Reasoning over structured data with constraint-based logical paradigms Another level of complexity in life science integration is that very few paradigms exist to model the behavior of a complex biological system. This leads biologists to perform and formulate hypotheses in order to interpret their data. Our strategy is to interpret such hypotheses as combinatorial optimization problems allowing to reduce the family of models compatible with data. To that goal, we collaborate with Potsdam University in order to use and challenge the most recent developments of Answer Set Programming (ASP) [43], a logical paradigm for solving constraint satisfiability and combinatorial optimization issues. Our goal is therefore to provide scalable and expressive formal models of queries on biological networks with the focus of integrating dynamical information as explicit logical constraints in the modeling process.

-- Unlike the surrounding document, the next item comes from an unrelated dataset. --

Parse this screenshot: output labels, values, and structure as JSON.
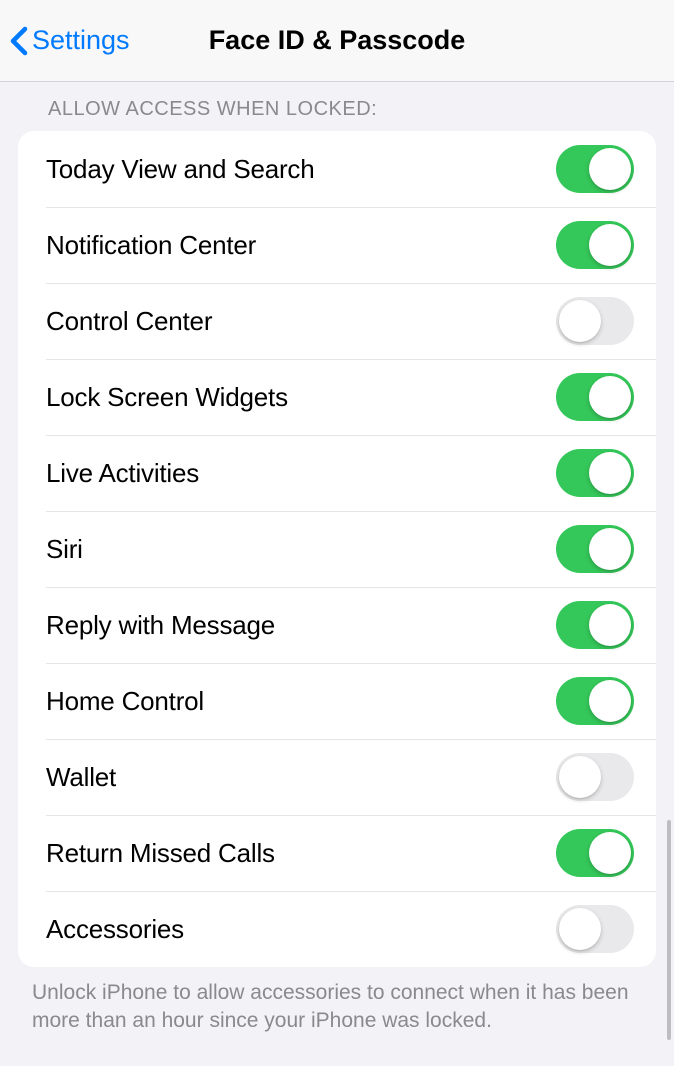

Characterizing biological sequences with formal syntactic models Our last goal is to identify and characterize the function and expression of genes in non-model species, such as enzymes and isoforms functions in biological networks or specific functional features of metagenomic samples. These are insufficiently precise because of the divergence of biological sequences, the complexity of molecular structures and biological processes, and the weak signals characterizing these elements. Our goal is therefore to develop accurate formal syntactic models (automata, grammars, abstract gene models) enabling us to represent sequence conservation, sets of short and degenerated patterns and crossing or distant dependencies. This requires both to determine classes of formal syntactic models allowing to handle biological complexity, and to automatically characterize the functional potential embodied in biological sequences with these models.